Assalamualaikum warahmatullah wabarakatuh. Ma'af Pak, saya mau tanya. Suatu hari sesampai di rumah, suami saya pulang dengan wajah kusam. Terlambat membuatkan teh, marah. Minta ambilin handuk dengan nada keras. Anak-anak dibentaknya, setelah itu ia tidur hingga waktu magrib.
Mungkin terbawa emosi, saya pun tidak kuasa menahan air mata hingga malam. Saya begitu sedih, kenapa mendadak saya diperlakukan seakan orang yang hanya menyusahkan hidupnya. ia terpaksa bekerja demi memberi kami makan. Bukankah itu kewajiban seorang suami? Bukankah anak istri adalah tanggungan suami, dan kelak juga akan dipertanggungjawabkan. Saya heran, benar-benar heran. Sebab, kok bisanya suami saya berlaku kasar seperti itu? Apakah disebabkan pekerjaan yang sangat menekan jiwanya? Bukankah bekerja adalah ibadah?
Dan, saya tahu persis bahwa ia rajin ikut kajian pekanan. Setahu saya selama ini agamanya lumayan bagus. Tapi, sekarang kok begini? Kami serumah kena semprotnya.
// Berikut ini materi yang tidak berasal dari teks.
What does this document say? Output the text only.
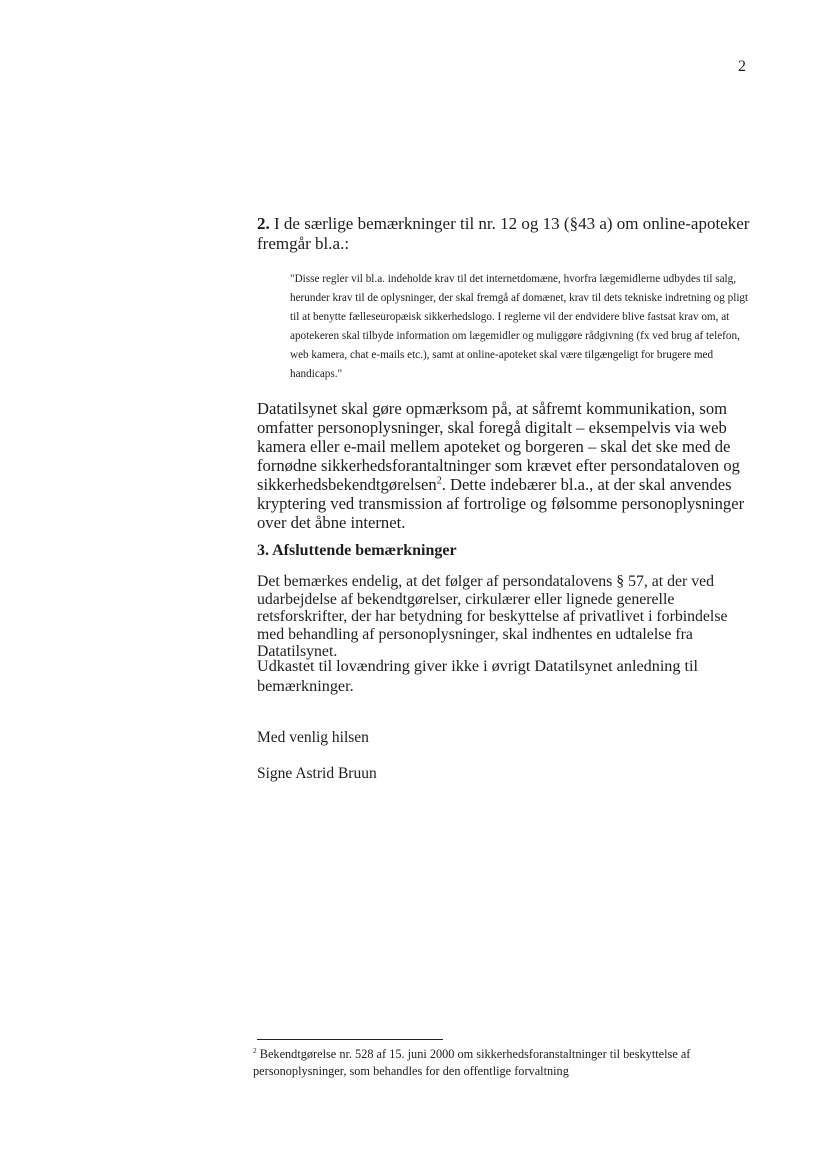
2
2. I de særlige bemærkninger til nr. 12 og 13 (§43 a) om online-apoteker fremgår bl.a.:
"Disse regler vil bl.a. indeholde krav til det internetdomæne, hvorfra lægemidlerne udbydes til salg, herunder krav til de oplysninger, der skal fremgå af domænet, krav til dets tekniske indretning og pligt til at benytte fælleseuropæisk sikkerhedslogo. I reglerne vil der endvidere blive fastsat krav om, at apotekeren skal tilbyde information om lægemidler og muliggøre rådgivning (fx ved brug af telefon, web kamera, chat e-mails etc.), samt at online-apoteket skal være tilgængeligt for brugere med handicaps."
Datatilsynet skal gøre opmærksom på, at såfremt kommunikation, som omfatter personoplysninger, skal foregå digitalt – eksempelvis via web kamera eller e-mail mellem apoteket og borgeren – skal det ske med de fornødne sikkerhedsforantaltninger som krævet efter persondataloven og sikkerhedsbekendtgørelsen$^2$. Dette indebærer bl.a., at der skal anvendes kryptering ved transmission af fortrolige og følsomme personoplysninger over det åbne internet.
3. Afsluttende bemærkninger
Det bemærkes endelig, at det følger af persondatalovens § 57, at der ved udarbejdelse af bekendtgørelser, cirkulærer eller lignede generelle retsforskrifter, der har betydning for beskyttelse af privatlivet i forbindelse med behandling af personoplysninger, skal indhentes en udtalelse fra Datatilsynet.
Udkastet til lovændring giver ikke i øvrigt Datatilsynet anledning til bemærkninger.
Med venlig hilsen
Signe Astrid Bruun
$^2$ Bekendtgørelse nr. 528 af 15. juni 2000 om sikkerhedsforanstaltninger til beskyttelse af personoplysninger, som behandles for den offentlige forvaltning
Melihat saya menangis, ia pun mencoba mengiba, lalu minta maaf. Namun, saya belum bisa memaafkan ustadz. Saya tahu ini salah. Cuma, mulutnya sudah terlanjur menyayat-nyayat hati ini. Kami trauma.
Sampai saat ini, ini hari kedua saya murung. Puasa bicara dengannya, harapannya suami saya bisa belajar dari kelancangannya sebelumnya.
Pertanyaan saya, apakah tindakan saya ini salah? Kalau iya, apa yang harus saya lakukan? Mohon bimbingannya Pak Ali.
(Lina, Dexxxxx)
Jawab:
Ibu Lina yang baik, terimakasih atas pertanyaannya. Semoga ibu dikuatkan olehNya, semakin bijak dalam menyongsong badai rumah tangga. Aamiin.
Manusia adalah makhluk yang sempurna dengan adanya ketidaksempurnaan dalam dirinya. Artinya, dengan ketidaksempurnaannya itu menjadikan ia sempurna sebagai manusia. Sebab, kesempurnaan yang hakiki hanyalah milik Allah semata.
Ketidaksempurnaannya ini sering disebut sebagai Ad-da'if (lemah). Kelemahannya tersebut bisa berupa kekhilafan, kesalahan yang disengaja, kebodohan, kekurangan, dan lain sebagainya.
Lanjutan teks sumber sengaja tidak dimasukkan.